A co do drugiego komentarza to przeczytaj ze zrozumieniem co napisałem to po pierwsze a po drugie jak sworzeń rozwali tłok to znaczy, że trzeba częściej używać suwmiarkę i nie wpychać sworznia do tłoka, który do niego nie pasuje. |
|
Powrót do góry |
|
|
Cyrograf15
Dołączył: 10 Kwi 2010 Posty: 4039 Przeczytał: 18 tematów
Ostrzeżeń: 0/3 Skąd: Kraków
|
Wysłany: Sob 18:16, 02 Lut 2019 Temat postu: |
|
|
Pasowania sworzni do tłoka znaczone jest farbą, kolor ma się zgadzać. Tak wiem, większość o tym nawet nie wie a ci co wiedzą mają to gdzieś. I wszyscy razem narzekamy że nie działa !
biały 21,0070 - 21,0045
czarny 21,0045 - 21,0020
czerwony 21,2020 - 20,9995
zielony 20,9995 - 20,9970
Wojtek |
|
Powrót do góry |
|
|
Tomek78
Dołączył: 28 Cze 2012 Posty: 239 Przeczytał: 0 tematów
Ostrzeżeń: 0/3 Skąd: Wolsztyn
|
Wysłany: Pon 8:41, 04 Lut 2019 Temat postu: |
|
|
Skromnie dodam, że prawy u mnie zawsze pasowany jest z minimalnie większym luzem. Mam na myśli dolniaka i Urala. W silnikach Dniepra nie grzebałem. "Wsyskie cy" silniki które w ten sposób złożyłem sprawują się bez zarzutu. Podpowiedział mi to kiedyś pewien "wąsaty Majster"- chodzi oczywiście o wyższą temperaturę w/w
Pzdr |
|
Powrót do góry |
|
|
tomekshlm06t
Dołączył: 22 Lis 2009 Posty: 129 Przeczytał: 0 tematów
Ostrzeżeń: 0/3 Skąd: zofiowka
|
Wysłany: Śro 21:00, 06 Lut 2019 Temat postu: |
|
|
Tak se pobrzęczę.
Piszę o swoich uwagach, nie namawiam do naśladownictwa.
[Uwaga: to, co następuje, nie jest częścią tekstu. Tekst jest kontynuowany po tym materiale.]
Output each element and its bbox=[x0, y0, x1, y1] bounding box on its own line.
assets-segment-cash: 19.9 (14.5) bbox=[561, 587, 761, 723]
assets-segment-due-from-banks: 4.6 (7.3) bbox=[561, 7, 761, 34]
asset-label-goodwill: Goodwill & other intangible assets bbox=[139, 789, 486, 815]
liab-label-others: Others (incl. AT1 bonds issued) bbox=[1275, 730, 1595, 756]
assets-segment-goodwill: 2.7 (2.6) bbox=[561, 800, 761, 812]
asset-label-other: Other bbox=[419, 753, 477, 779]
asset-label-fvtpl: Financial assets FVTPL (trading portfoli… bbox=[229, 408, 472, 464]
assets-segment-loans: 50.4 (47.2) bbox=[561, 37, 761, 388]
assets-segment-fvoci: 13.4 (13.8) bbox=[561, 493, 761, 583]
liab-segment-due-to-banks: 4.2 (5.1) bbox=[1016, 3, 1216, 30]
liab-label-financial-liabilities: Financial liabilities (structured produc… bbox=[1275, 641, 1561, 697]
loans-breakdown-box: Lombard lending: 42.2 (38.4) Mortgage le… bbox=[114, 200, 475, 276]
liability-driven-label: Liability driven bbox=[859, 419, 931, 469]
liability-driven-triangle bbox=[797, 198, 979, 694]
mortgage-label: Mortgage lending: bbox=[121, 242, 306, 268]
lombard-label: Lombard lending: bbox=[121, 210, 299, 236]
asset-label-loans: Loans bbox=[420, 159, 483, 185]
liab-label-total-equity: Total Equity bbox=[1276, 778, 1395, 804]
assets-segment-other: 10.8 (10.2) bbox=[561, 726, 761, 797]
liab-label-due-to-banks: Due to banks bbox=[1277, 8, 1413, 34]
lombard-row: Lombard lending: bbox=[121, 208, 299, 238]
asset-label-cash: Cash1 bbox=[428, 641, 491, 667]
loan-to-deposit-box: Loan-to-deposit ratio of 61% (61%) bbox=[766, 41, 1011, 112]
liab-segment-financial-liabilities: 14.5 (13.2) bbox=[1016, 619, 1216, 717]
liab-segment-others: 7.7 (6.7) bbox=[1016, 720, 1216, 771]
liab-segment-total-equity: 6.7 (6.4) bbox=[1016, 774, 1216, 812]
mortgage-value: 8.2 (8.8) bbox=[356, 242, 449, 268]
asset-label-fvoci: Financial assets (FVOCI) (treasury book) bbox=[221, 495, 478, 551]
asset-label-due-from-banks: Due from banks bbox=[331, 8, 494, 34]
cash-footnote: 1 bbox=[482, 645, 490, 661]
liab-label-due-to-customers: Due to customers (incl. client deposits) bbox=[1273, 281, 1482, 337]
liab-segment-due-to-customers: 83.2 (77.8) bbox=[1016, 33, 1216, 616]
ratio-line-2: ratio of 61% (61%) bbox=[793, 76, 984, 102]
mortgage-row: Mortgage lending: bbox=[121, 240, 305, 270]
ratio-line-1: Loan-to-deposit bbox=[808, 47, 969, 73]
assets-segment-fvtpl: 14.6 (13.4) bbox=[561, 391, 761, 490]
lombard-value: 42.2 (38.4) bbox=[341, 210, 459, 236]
Po pierwsze primo sworzeń ma chodzić w korbowodzie suwliwie. Bez luzu przy próbie przekoszenia sworznia, bujania nim na boki.
Po drugie uważam, że sworzeń powinien wejść w tłok pod lekkim naciskiem ręki. Nie wiem od kiedy ta szkoła, ale jest ona sprzeczna ze wszystkimi książkami pokazującymi przyrządy do wciśnięcia sworznia w tłok.
Moim zdaniem powinien dać się wcisnąć ręką, aby po rozgrzaniu miał możliwość obrócenia się i zużywania równomiernie podczas pracy.
I nie ma znaczenia, czy w główce pracuje panewka czy igły.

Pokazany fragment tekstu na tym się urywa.